The routine activities theory, on the other hand, explains that motivation to cause crime as well as constant offender supply hold significance in the levels of victimization. This theory explains that the suitability of targets to attack, presence of offenders, as well as the absence of able guardians, is the three variables that define how routine activities influence the chances of an individual becoming a victim of crime (Siegel, 71).
It is true that the school dropout may lead to delinquency and crime among young people. However, studies and research converge at a common ground that the dropout rates is very high among minority groups in the United States. This shows that a myriad of social, economic and political factors that may have contributed to this trend. School dropout and delinquency is a reflection of societal failure in entirety. The society has created a huge racial, economic and class boundaries which create unnecessary anxiety in learning institutions, with the poor, in many times, falling a victim of this disparity. The society in entirety is the biggest victim of school dropout and increased delinquency. In the contemporary society, streets have become exceedingly unsafe due to the high crime rates that have been occasioned by this social imbalance .Therefore, the authorities and the society at hand should join hand in fighting school dropout. This is through building a fair academic system that ensures that inspirations of every young person are met.
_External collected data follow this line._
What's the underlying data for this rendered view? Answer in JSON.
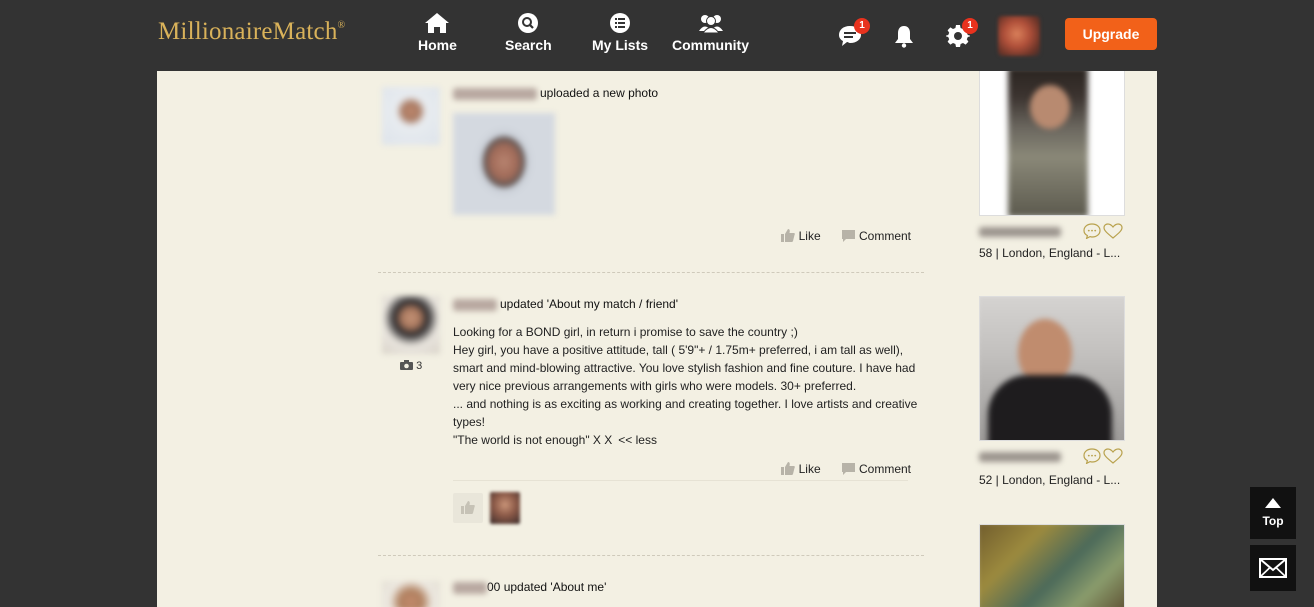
{
  "header": {
    "logo_text": "MillionaireMatch",
    "logo_mark": "®",
    "nav": [
      {
        "label": "Home",
        "icon": "home-icon"
      },
      {
        "label": "Search",
        "icon": "search-icon"
      },
      {
        "label": "My Lists",
        "icon": "list-icon"
      },
      {
        "label": "Community",
        "icon": "community-icon"
      }
    ],
    "messages_badge": "1",
    "settings_badge": "1",
    "upgrade_label": "Upgrade"
  },
  "feed": [
    {
      "action_text": "uploaded a new photo",
      "like_label": "Like",
      "comment_label": "Comment"
    },
    {
      "action_text": "updated 'About my match / friend'",
      "photo_count": "3",
      "lines": [
        "Looking for a BOND girl, in return i promise to save the country ;)",
        "Hey girl, you have a positive attitude, tall ( 5'9\"+ / 1.75m+ preferred, i am tall as well),",
        "smart and mind-blowing attractive. You love stylish fashion and fine couture. I have had",
        "very nice previous arrangements with girls who were models. 30+ preferred.",
        "... and nothing is as exciting as working and creating together. I love artists and creative",
        "types!",
        "\"The world is not enough\" X X"
      ],
      "less_label": "<< less",
      "like_label": "Like",
      "comment_label": "Comment"
    },
    {
      "name_suffix": "00",
      "action_text": "updated 'About me'"
    }
  ],
  "suggestions": [
    {
      "location": "58 | London, England - L..."
    },
    {
      "location": "52 | London, England - L..."
    }
  ],
  "floating": {
    "top_label": "Top"
  },
  "colors": {
    "header_bg": "#333333",
    "panel_bg": "#f3f0e3",
    "accent": "#f26119",
    "logo_gold": "#d9b25a",
    "badge_red": "#e8321e"
  }
}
Drapela, Laurie A. "does dropping out of high school cause deviant behavior? an analysis of the national education longitudinal study." Deviant Behavior 26 (2004): 27-62. Print.
Kirk, D S., and R. J. Sampson. "Juvenile Arrest and Collateral Educational Damage in the Transition to Adulthood." Sociology of Education 86.1 (2013): 36-62. Web.
Siegel, Larry J. Criminology: The Core. 4th ed. Belmont, CA: Thomson/Wadsworth, 2008. Print.
SWEETEN, GARY, SHAWN D. BUSHWAY, and RAYMOND PATERNOSTER. "DOES DROPPING OUT OF SCHOOL MEAN DROPPING INTO DELINQUENCY?" Criminology 47.1 (2009): 47-91. Print.